Impian Indonesia Jaya dan Virus AHR

Di sela kegiatannya mengikuti konferensi internasional di Chicago, Professor Ari Handono Ramelan menyempatkan untuk berbagi perspektif hal doa dan impiannya akan Indonesia yang jaya di masa depan. Ketika diungkapkan perasaan bangganya karena ditempatkan dengan sangat penuh hormat untuk duduk satu meja dengan lima tokoh besar dalam bidang fisika material dunia termasuk diantaranya pemenang Hadiah Nobel tahun 1985  Professor Klaus von Klitzing dari Max Planck Institute, para pembaca di millist sebelasmaret@yahoogroups merasa takjub. Saya merasakan ungkapan sangat sangat tulus dan penuh respek dari sejawat yang merasa terinspirasi oleh semangat dan kecintaan seorang Ari Handono Ramelan itu. Bahkan, seorang sejawat muda saya yang sangat kreatif dan produktif dalam karya menggunakan kalimat pendek ‘…really proud of you professor..’ sebagai ungkapan respeknya.

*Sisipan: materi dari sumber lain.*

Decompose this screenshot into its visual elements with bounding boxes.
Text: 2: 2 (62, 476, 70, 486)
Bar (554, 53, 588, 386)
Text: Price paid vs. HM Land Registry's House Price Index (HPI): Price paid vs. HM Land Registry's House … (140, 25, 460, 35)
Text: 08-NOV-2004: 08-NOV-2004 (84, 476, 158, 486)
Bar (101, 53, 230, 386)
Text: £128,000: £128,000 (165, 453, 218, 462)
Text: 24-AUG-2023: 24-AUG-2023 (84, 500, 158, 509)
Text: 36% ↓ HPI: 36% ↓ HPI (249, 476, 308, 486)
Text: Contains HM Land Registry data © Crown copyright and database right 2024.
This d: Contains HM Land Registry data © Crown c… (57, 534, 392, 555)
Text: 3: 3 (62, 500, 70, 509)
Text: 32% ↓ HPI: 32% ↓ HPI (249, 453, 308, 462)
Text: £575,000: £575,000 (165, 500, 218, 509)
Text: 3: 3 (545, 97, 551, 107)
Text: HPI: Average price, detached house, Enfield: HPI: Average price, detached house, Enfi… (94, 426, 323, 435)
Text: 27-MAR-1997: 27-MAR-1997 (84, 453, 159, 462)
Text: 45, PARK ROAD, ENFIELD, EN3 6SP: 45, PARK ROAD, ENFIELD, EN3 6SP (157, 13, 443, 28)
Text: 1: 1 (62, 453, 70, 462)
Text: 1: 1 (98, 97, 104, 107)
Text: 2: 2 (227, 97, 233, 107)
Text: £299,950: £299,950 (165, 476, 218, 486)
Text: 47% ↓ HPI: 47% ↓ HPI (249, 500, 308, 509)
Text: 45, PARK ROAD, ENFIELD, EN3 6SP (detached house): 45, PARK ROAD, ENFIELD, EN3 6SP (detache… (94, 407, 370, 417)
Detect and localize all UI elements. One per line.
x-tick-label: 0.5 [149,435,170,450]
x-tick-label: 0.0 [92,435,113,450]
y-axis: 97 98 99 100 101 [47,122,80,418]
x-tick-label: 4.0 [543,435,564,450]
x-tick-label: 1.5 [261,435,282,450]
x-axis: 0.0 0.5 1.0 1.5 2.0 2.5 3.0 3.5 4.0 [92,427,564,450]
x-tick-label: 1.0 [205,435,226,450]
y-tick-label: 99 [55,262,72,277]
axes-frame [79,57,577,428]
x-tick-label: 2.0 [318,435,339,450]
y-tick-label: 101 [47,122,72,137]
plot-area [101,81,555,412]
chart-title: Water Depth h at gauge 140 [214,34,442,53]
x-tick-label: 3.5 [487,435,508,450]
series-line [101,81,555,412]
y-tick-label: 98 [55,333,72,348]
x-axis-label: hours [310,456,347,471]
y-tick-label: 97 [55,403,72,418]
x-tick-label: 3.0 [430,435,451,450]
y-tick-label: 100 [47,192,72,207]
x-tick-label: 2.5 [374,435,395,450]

Nyata benar bahwa kehidupan dalam Rumah Besar kita rindu pada lebih banyak sosok yang menginspirasi. Teladan yang mampu menjadi pendorong untuk bergeraknya mesin berkreasi; dengan kecintaan, tanpa basa-basi. Virus AHR yang menyebabkan seorang scholar selalu produktif; datang sangat pagi dan pulang malam karena impian mestinya dapat di-clone dan kemudian disebar secara bersemangat agar menjadi endemik di Rumah Besar kita.

Gaya bertutur yang banyak menyertakan ‘kenakalan’ nan tak dipilih oleh para Guru Besar lainnya serta perilaku interaksi yang sangat egaliter justru menjadi semacam branding yang kuat dan dirindukan. Mengapa demikian? Sebagai kawan dekat dan teman diskusi dalam sangat banyak hal, saya mengetahui bahwa itu terjadi karena dilakukan dengan kecintaan. Jiwa yang dipenuhi rasa cinta itu selalu memberi dengan tanpa [memikirkan banyak] syarat. Dalam suatu bincang kecil ia pernah berkata kepada saya bahwa anugerah kehormatan sebagai seorang Guru Besar baginya tidak menyertakan pilihan melainkan perwujudan tindakan dan cara berkarya dengan kemampuan terbaik disertai integritas kuat tanpa henti.

Lalu jika kembali berbincang hal kenakalan. Saya sempat berpikir di dalam hati sendainya saja Ari Handono Ramelan [dan seorang lagi Guru Besar hebat lainnya] berkenan melepas sebentar ‘kenakalan mereka’ dan berkenan menerima insentif bernilai tiga puluh juta untuk meningkatkan indeks publikasi internasional kita, maka terdapat jaminan menenteramkan setidaknya kontribusi publikasi dari mereka berdua.

Ah ternyata justru ‘kenakalan mereka’ itu benar. Bahwa tidak mengambil pilihan tiga puluh juta itu lalu kemudian memilih cara lain untuk menyumbang peningkatan indeks publikasi internasional kini terbukti menyajikan hikmah kepada kita semua; bahwa kecintaan, integritas, dan hasrat berprestasi yang berketulusan bukan saja menjadi jalan untuk munculnya alternatif pilihan bijaksana dan menyajikan dampak dalam berkarya, bahkan [mestinya] membuka [mata hati kita akan] pilihan cara pandang yang lebih elegan bagi kita semua untuk menghormati kesejatian Jabatan Guru Besar.

Terima kasih Professor AHR; semoga [semangat berkarya dan perilaku interaksi nan sangat egaliter itu] menjadi virus yang sangat sangat endemik.